Parameter	Default	Description
`inputs`	-	Audio path, path list, numpy array, tensor, `wav.scp`, or JSONL.
`language`	`None`	Language hint, for example `"中文"`, `"English"`, or `"日本語"`.
`hotwords`	`None`	List of hotwords to include in the ASR prompt.
`itn`	`True`	Apply inverse text normalization.
`max_new_tokens`	`512`	Maximum generated tokens per sample.
`temperature`	`0.0`	Greedy decoding by default.
`repetition_penalty`	`1.0`	Penalty used by vLLM generation.

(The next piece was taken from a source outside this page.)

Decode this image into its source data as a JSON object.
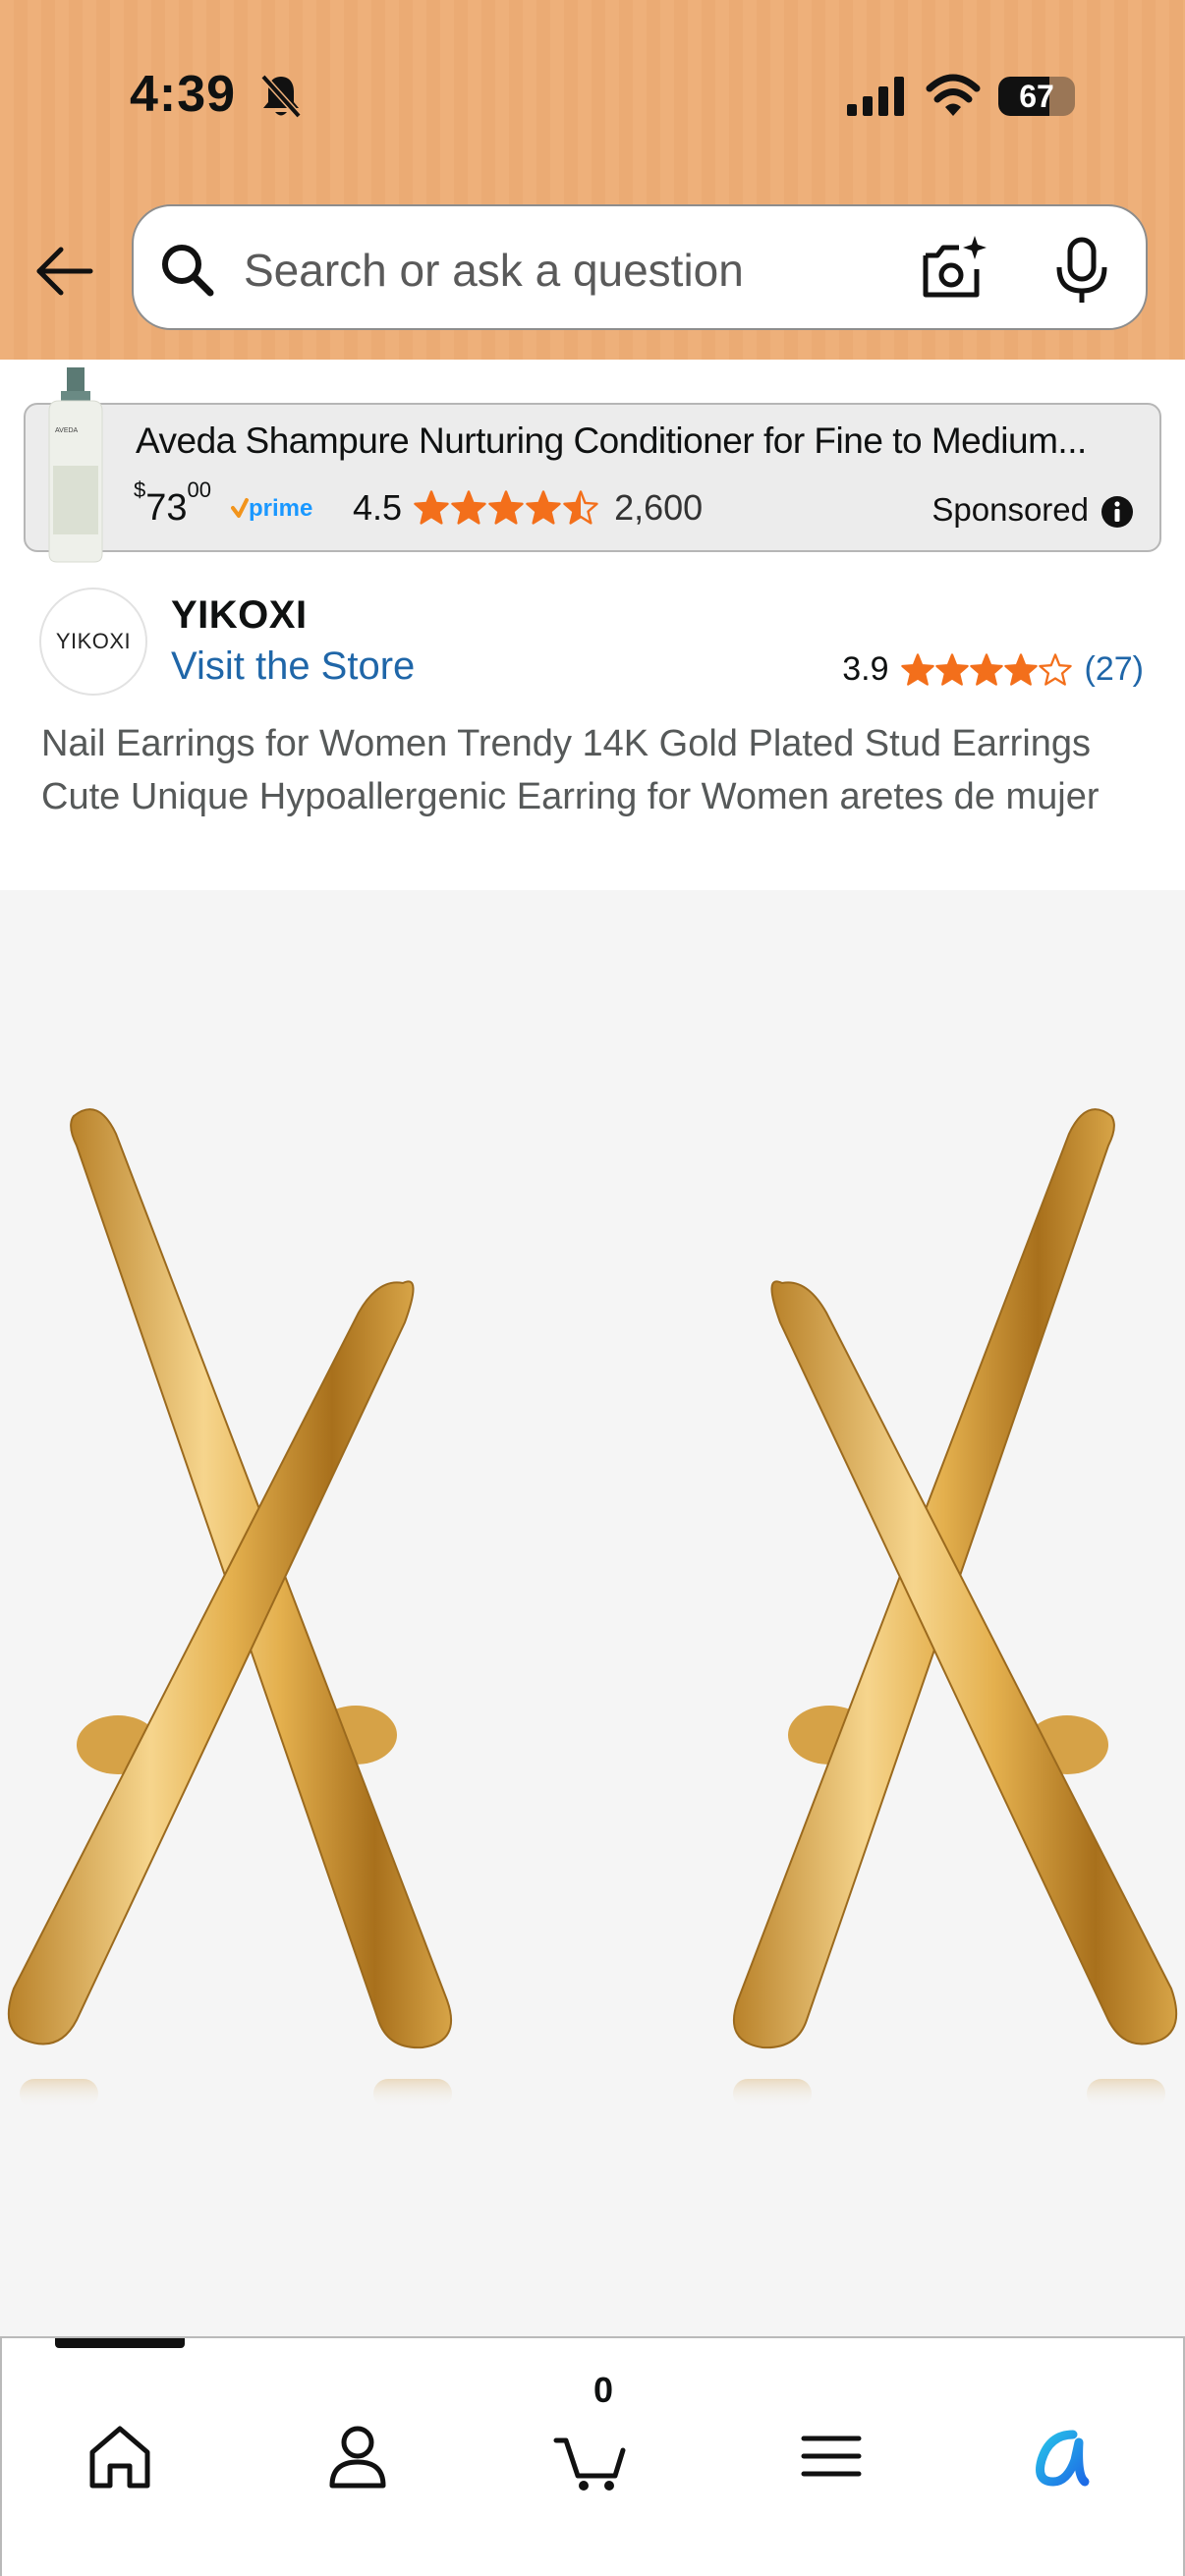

Return format: [{"key": str, "text": str, "timestamps": [...]}]. Timestamps are emitted when the model includes the optional CTC decoder and tokenizer.

FAQ

Q: Why is the first startup slow?: vLLM initializes the KV cache and CUDA graphs, and FunASR may extract LLM weights from model.pt. This can take about 60-90 seconds on the first run.
Q: What should I do for CUDA OOM?: Lower gpu_memory_utilization, lower max_model_len, or increase tensor_parallel_size.
Q: Can Paraformer use vLLM?: No. Paraformer is non-autoregressive and does not benefit from vLLM KV-cache decoding.
Q: WebSocket service or streaming_generate()?: Use the WebSocket service for production real-time ASR with VAD endpoints. Use streaming_generate() for SDK integration or chunk-level demos.
Q: The browser cannot access my microphone on a remote server.: Chrome requires HTTPS or localhost for microphone access. Use ssh -L 10095:localhost:10095 <server> and open the client from localhost.